Dudé, luego negué con la cabeza.

—No sé qué pensar.

Todo se siente…

extraño.

Xander apretó mi mano con fuerza.

—Llegaré al fondo de esto.

Te prometo que no dejaré que te pase nada de nuevo.

Una pequeña sonrisa agradecida se formó en mis labios.

—Gracias.

Nos sentamos en silencio por un momento, solo mirándonos.

Había algo no expresado entre nosotros—un destello de algo más profundo.

No sabía por qué, pero sentía que mi cuerpo se sentía seguro cerca de él y quería inclinarme para un abrazo.

Xander se lamió los labios y se movió ligeramente, sus ojos sosteniendo los míos.
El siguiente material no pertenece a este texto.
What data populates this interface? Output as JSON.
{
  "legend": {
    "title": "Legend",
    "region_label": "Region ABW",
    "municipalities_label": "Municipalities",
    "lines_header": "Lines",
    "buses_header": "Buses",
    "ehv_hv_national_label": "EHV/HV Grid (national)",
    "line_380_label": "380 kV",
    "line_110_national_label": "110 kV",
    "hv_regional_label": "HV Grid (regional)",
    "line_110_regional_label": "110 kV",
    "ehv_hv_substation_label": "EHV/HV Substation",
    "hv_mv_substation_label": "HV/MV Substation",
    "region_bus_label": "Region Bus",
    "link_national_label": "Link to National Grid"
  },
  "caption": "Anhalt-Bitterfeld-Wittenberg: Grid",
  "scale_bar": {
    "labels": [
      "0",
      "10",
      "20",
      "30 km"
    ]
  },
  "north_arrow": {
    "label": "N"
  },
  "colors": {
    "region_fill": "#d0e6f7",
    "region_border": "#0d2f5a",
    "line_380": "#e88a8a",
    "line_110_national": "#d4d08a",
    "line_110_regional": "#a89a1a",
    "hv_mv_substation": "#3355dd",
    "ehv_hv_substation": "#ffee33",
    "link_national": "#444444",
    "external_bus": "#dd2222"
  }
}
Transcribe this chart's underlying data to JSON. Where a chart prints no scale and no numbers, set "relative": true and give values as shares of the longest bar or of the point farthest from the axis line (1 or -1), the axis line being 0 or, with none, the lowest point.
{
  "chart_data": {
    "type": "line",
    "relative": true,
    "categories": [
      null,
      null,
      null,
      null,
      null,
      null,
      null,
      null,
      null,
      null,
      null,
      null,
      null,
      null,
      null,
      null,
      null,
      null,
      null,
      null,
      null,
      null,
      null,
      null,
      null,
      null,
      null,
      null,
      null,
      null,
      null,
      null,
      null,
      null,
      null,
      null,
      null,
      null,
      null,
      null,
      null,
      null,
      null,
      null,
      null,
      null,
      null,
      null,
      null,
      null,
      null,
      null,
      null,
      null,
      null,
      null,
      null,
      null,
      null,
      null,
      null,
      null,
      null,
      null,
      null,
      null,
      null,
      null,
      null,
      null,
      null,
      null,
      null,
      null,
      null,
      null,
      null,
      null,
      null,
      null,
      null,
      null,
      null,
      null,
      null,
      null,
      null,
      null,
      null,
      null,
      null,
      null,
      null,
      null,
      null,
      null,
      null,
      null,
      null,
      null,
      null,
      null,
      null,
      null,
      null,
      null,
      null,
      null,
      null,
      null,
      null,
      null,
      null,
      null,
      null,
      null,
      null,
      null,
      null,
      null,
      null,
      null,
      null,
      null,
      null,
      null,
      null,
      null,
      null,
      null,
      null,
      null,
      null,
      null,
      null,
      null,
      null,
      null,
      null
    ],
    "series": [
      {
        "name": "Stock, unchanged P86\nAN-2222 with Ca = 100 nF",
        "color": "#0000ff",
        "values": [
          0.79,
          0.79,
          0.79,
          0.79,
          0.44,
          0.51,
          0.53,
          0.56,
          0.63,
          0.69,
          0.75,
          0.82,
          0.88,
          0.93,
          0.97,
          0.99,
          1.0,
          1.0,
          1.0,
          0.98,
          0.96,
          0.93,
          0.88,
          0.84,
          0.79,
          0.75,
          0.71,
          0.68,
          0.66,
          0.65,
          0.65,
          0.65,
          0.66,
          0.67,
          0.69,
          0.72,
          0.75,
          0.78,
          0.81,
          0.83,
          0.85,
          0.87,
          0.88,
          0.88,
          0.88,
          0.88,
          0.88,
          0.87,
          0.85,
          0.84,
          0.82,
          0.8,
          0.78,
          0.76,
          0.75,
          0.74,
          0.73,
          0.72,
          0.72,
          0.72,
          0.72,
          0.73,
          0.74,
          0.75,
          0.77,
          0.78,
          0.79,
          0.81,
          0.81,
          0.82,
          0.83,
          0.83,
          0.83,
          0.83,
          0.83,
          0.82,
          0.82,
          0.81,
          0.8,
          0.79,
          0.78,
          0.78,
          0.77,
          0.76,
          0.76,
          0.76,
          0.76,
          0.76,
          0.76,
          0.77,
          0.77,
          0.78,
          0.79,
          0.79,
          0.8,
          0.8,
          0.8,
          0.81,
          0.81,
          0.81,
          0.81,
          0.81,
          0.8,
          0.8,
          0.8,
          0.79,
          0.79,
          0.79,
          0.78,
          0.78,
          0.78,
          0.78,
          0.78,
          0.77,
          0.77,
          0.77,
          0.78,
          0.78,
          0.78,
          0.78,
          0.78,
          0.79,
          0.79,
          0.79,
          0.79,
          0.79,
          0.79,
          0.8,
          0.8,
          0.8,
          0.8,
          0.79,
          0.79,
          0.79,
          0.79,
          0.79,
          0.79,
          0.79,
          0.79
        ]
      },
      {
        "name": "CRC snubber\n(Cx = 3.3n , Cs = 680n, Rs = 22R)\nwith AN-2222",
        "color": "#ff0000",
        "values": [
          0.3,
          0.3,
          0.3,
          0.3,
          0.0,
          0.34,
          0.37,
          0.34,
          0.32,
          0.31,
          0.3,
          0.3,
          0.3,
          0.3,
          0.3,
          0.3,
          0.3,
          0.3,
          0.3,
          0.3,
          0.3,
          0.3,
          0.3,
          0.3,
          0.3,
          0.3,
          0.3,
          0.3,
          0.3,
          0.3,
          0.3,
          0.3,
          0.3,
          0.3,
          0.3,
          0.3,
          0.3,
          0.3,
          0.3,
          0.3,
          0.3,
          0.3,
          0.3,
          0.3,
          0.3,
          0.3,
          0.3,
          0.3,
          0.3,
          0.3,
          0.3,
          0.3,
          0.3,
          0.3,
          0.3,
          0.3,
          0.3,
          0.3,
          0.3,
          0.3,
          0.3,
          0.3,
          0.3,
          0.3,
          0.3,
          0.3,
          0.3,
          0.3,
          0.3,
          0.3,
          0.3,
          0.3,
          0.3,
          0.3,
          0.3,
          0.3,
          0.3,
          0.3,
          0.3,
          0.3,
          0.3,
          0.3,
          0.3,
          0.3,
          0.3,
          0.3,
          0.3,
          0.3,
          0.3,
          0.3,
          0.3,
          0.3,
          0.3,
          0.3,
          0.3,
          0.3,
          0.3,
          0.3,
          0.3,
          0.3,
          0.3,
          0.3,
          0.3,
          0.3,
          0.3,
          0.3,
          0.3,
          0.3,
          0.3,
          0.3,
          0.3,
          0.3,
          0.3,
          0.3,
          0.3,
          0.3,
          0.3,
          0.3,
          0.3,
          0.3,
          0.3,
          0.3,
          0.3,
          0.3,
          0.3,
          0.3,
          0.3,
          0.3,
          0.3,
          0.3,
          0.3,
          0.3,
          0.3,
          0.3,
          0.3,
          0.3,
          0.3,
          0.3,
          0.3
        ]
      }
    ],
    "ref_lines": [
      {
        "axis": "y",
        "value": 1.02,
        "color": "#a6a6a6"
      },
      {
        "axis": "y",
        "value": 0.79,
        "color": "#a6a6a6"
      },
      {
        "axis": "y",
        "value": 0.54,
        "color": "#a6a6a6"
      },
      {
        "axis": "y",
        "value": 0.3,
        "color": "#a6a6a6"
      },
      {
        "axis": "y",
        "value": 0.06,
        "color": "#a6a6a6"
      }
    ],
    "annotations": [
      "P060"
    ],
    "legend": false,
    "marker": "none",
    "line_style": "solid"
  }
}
La tensión que surgió hizo que apartara la mirada rápidamente mientras mi corazón se aceleraba.

—Yo eh…

¿Dónde está Plata?

—Oh, fue a buscarme algo de beber.

¿Te gustaría uno también?

—No.

Estoy bien.

—Xander se aclaró la garganta y se puso de pie, sacudiéndose el polvo imaginario de los pantalones—.

Recupérate pronto, Valerie.

—Lo haré.

Lo observé mientras caminaba hacia la puerta y se detuvo, dándome una última mirada antes de desaparecer en el pasillo.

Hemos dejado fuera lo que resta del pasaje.